Amazon taxes: Good for states, and taxpayers, too
States are slowly enacting laws that would require online vendors to collect state and local taxes, with mixed success. But the shift will benefit everyone and make tax laws fair.
Mark Lennihan/AP/File
I’ve finally finished my income tax returns for 2011. The last task—and least pleasant—is figuring my Virginia use tax. That’s the sales tax I owe on our many out-of-state web purchases. It’s a pain to plow through 12 months of receipts to identify untaxed transactions but I do it every year, stubbornly—some say foolishly—insisting on paying what I owe.
But in a couple of years, Amazon will ease my task when it starts collecting Virginia sales tax on things I buy. I can hardly wait.
All 45 states that impose sales taxes also have use taxes that apply to all taxable purchases on which buyers paid no sales tax. Relatively few taxpayers know about use taxes, much less pay them, and most states exert little effort to collect them.
Nearly half of taxing states include a section on their income tax returns where filers can pay use tax. In those states, less than 2 percent of taxpayers ante up, at least in part because paying requires figuring out how much you owe. Nine states simplify the process by providing look-up tables of acceptable amounts based on income. About 3 percent of filers in those states pay the tax, compared with about half a percent of those in other states that collect the levy on income tax returns (which includes Virginia). States with separate collection mechanisms undoubtedly see even less compliance. And most states don’t seem to try very hard to make consumers pay.
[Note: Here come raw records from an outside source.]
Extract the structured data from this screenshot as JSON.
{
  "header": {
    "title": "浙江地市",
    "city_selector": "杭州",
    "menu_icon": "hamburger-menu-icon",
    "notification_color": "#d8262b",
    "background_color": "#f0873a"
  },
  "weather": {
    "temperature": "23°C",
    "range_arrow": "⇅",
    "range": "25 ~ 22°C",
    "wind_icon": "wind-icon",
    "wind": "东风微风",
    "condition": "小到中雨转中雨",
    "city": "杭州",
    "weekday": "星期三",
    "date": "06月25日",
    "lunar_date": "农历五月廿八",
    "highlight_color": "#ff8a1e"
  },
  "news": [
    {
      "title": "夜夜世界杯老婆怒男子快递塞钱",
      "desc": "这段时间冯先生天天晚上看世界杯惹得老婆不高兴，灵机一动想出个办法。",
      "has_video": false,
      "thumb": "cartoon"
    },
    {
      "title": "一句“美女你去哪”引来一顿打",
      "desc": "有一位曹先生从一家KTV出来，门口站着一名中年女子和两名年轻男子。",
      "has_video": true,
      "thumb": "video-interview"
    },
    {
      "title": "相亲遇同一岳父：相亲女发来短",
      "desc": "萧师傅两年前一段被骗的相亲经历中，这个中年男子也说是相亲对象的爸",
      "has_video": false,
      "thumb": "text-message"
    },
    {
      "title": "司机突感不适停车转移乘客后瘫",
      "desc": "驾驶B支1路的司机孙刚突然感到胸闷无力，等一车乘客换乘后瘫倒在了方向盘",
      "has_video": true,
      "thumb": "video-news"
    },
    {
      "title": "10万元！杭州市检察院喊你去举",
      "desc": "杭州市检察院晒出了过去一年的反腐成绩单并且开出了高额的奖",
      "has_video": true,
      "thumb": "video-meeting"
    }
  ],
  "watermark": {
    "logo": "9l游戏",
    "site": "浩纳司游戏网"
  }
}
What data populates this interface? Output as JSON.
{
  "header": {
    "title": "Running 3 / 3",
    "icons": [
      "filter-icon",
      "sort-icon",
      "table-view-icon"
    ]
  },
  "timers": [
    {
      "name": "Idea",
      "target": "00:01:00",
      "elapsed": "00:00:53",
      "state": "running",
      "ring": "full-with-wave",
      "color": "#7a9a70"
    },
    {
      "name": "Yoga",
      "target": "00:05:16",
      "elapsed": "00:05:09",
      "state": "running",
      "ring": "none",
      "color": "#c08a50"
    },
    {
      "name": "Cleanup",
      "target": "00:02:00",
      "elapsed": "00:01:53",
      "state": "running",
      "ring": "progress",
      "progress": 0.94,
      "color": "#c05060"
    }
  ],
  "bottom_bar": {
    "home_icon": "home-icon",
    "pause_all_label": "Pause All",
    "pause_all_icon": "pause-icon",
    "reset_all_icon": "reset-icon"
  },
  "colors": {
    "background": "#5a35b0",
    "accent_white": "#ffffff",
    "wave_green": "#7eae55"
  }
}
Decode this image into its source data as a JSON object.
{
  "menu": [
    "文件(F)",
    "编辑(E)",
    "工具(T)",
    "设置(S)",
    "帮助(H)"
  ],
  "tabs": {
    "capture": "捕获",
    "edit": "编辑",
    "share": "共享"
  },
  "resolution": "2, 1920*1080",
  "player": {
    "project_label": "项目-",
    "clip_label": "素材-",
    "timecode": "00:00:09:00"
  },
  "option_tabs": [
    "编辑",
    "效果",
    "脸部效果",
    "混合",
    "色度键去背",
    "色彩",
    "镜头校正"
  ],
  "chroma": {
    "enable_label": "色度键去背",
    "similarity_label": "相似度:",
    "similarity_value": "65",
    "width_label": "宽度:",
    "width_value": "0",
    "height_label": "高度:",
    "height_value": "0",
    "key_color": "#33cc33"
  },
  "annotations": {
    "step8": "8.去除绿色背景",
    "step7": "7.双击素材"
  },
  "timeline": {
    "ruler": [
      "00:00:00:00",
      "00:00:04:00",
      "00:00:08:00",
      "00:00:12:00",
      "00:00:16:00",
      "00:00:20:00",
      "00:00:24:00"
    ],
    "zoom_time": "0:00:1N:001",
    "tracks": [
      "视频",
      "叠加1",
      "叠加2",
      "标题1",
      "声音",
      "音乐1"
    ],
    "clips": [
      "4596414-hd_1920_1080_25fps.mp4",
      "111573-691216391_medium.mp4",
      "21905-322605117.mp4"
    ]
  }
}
States have worried for years about losing revenues as retail sales have moved from in-state bricks-and-mortar stores to on-line firms that rarely collect state sales taxes. The Supreme Court ruled a few decades back that a state cannot force sellers to collect sales tax unless the seller has a commercial presence in the state. That ruling effectively exempts many e-tailers from having to collect sales tax.
But states have recently tried to force some big sellers like Amazon to charge state and local taxes with mixed success. Some, like New York, enact “Amazon laws” that assert that companies with in-state affiliates must collect sales tax, even if the companies themselves have no physical presence in the state. That worked for New York and a few other states: Amazon currently collects sales tax on purchasers who live in Kansas, Kentucky, New York, North Dakota, or Washington (where Amazon’s headquarters give it physical presence).
But the tactic failed elsewhere. Amazon pulled its affiliates in Arkansas, Connecticut, Illinois, Rhode Island, and Texas after those states enacted Amazon laws.
At least five states have cut deals with Amazon, deferring required tax collection in exchange for not legislating such a requirement. For example, Amazon will start collecting tax on sales to Virginians starting in September 2013. California, Indiana, South Carolina, and Texas will join that list over the next two years.
Congress could short circuit this piecemeal process and require e-tailers to collect state and local sales taxes, as Howard Gleckman noted last fall. The Streamlined Sales and Use Tax Agreement (SSUTA), onto which at least 24 states have signed, simplifies sales tax rules in order to make it easier for out-of-state sellers to collect sales taxes on sales to non-residents. The Main Street Fairness Act, introduced last year in Congress, would authorize states to implement SSUTA with restrictions. But congressional efforts have gone nowhere so far.
Since most of my untaxed on-line purchases are from Amazon, the company’s agreement with Virginia will cut my use tax calculations substantially—for my 2014 tax return. In the meantime, I can only hope that Congress will give states authority to require all e-tailers to collect the sales taxes we are all supposed to pay.